Já no período pós Beckett, "a plateia não segue relações entre os personagens mas as relações entre os vários subsistemas cénicos (verbais, visuais, sonoros), onde o personagem perdeu a sua proeminência e foi dissolvido no fluxo dos elementos da performance".
Não consigo deixar de olhar para esta troca presidencial sem me reportar à arte da representação, em particular ao teatro com as suas regras definidas e refletidas.
E Cavaco Silva parece encaixar bem nesse período romântico em que a "alma da tragédia" revolucionária, da consolidação da democracia e mesmo do crescimento à europeia - que de alguma forma envolvera os seus antecessores - se foi cristalizando na construção de um personagem que se impôs a todos os enredos e que se compôs a partir de uma leitura estrita da função presidencial.

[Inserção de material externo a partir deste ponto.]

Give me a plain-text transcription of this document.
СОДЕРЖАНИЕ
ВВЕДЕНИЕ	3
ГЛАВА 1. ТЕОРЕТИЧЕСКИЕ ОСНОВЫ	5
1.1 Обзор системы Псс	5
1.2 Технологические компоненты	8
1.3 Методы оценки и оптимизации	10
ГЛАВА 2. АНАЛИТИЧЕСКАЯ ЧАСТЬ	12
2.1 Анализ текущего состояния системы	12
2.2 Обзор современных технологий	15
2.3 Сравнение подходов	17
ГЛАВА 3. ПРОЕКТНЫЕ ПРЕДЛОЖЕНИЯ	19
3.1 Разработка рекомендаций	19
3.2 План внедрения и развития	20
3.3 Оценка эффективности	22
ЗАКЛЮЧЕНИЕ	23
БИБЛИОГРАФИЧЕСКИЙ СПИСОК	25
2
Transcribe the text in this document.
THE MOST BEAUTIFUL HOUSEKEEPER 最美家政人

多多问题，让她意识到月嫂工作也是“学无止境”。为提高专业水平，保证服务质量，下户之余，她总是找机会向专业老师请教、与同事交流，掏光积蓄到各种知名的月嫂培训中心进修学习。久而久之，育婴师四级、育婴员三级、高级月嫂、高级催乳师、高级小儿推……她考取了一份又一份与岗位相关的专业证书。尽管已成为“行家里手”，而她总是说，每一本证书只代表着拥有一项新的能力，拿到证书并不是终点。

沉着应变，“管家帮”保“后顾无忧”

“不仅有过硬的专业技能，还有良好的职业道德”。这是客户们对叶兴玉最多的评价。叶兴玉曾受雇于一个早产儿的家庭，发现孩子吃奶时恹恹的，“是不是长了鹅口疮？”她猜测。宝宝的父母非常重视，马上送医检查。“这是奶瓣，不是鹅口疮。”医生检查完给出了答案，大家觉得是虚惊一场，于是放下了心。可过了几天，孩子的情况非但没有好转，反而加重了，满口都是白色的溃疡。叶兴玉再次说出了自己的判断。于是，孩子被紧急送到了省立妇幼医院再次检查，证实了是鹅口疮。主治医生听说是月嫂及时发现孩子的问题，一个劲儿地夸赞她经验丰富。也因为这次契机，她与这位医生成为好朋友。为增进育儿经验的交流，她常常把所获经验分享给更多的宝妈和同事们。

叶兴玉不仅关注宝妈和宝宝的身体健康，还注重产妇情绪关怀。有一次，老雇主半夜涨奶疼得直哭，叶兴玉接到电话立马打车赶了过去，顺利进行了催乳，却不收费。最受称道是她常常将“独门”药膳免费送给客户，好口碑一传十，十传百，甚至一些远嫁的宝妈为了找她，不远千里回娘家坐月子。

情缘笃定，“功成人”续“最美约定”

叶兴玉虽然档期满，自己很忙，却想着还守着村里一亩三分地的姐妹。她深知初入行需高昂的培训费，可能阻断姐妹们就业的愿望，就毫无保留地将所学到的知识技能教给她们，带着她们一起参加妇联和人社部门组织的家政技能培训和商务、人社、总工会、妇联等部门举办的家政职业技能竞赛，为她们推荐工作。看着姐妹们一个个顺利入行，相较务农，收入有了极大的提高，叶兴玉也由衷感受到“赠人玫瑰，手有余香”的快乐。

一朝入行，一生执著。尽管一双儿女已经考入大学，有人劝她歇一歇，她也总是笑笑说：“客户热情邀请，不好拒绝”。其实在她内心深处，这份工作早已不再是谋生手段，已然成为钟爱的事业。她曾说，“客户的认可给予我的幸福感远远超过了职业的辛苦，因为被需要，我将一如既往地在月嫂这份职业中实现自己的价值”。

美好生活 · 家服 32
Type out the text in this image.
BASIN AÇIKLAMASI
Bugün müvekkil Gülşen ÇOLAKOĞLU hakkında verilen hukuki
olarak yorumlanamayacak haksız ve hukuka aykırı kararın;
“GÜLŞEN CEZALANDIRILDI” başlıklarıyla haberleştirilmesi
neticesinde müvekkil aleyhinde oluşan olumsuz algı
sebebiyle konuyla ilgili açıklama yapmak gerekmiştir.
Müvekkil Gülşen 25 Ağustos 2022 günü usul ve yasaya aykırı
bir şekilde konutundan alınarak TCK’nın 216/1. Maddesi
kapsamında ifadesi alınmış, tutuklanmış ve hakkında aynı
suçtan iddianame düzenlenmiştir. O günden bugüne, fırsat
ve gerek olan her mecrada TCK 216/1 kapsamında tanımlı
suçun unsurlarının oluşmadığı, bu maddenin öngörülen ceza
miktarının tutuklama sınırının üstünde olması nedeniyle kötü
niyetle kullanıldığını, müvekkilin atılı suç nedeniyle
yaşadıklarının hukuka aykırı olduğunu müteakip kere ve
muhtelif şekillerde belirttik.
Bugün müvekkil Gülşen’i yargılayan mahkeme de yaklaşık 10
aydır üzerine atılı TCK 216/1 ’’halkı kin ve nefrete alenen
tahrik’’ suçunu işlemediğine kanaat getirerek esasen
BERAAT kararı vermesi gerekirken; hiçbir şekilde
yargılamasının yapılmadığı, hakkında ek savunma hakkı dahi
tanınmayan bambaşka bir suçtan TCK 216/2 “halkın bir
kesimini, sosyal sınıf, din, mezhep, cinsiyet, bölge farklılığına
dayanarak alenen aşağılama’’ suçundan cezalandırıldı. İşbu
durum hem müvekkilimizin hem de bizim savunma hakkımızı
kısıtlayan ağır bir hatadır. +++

Cavaco fez de si, e acima de tudo, o personagem ausente, pétreo, neutro e imóvel, de manto, coroa e cetro constitucionais.
Já Marcelo Rebelo de Sousa parece intuir que " à imagem de um sujeito unificado, que possui um "sentido de si", se contrapôs a fragmentação e o descentramento do sujeito que assume identidades diferentes, em diferentes momentos, identidades que não estão unificadas ao redor de um eu coerente".
Ainda não tomou posse (na hora em que escrevo esta crónica) e já nos povoam a cabeça os subsistemas cénicos do palco onde atua: os sons, as imagens, os figurantes, da campanha, das reuniões pré-presidenciais, dos 10 de Junho pós-presidenciais, dos reis e dos outros presidentes que hão de estar, das celebrações e dos ritos, enfim da performance que engole o personagem mas, eventualmente, construirá um legado.
Ao fazê-lo, o novo presidente, tal como no teatro performativo, "é chamado a fazer", a estar presente, a assumir os riscos, sem nunca negar o jogo ou a ludicidade dessas ações" e, sobretudo, sem assumir a lógica discursiva de um texto predefinido e autorreferencial.
Resta saber se o performer conseguirá reaver os poderes que o personagem dispensou!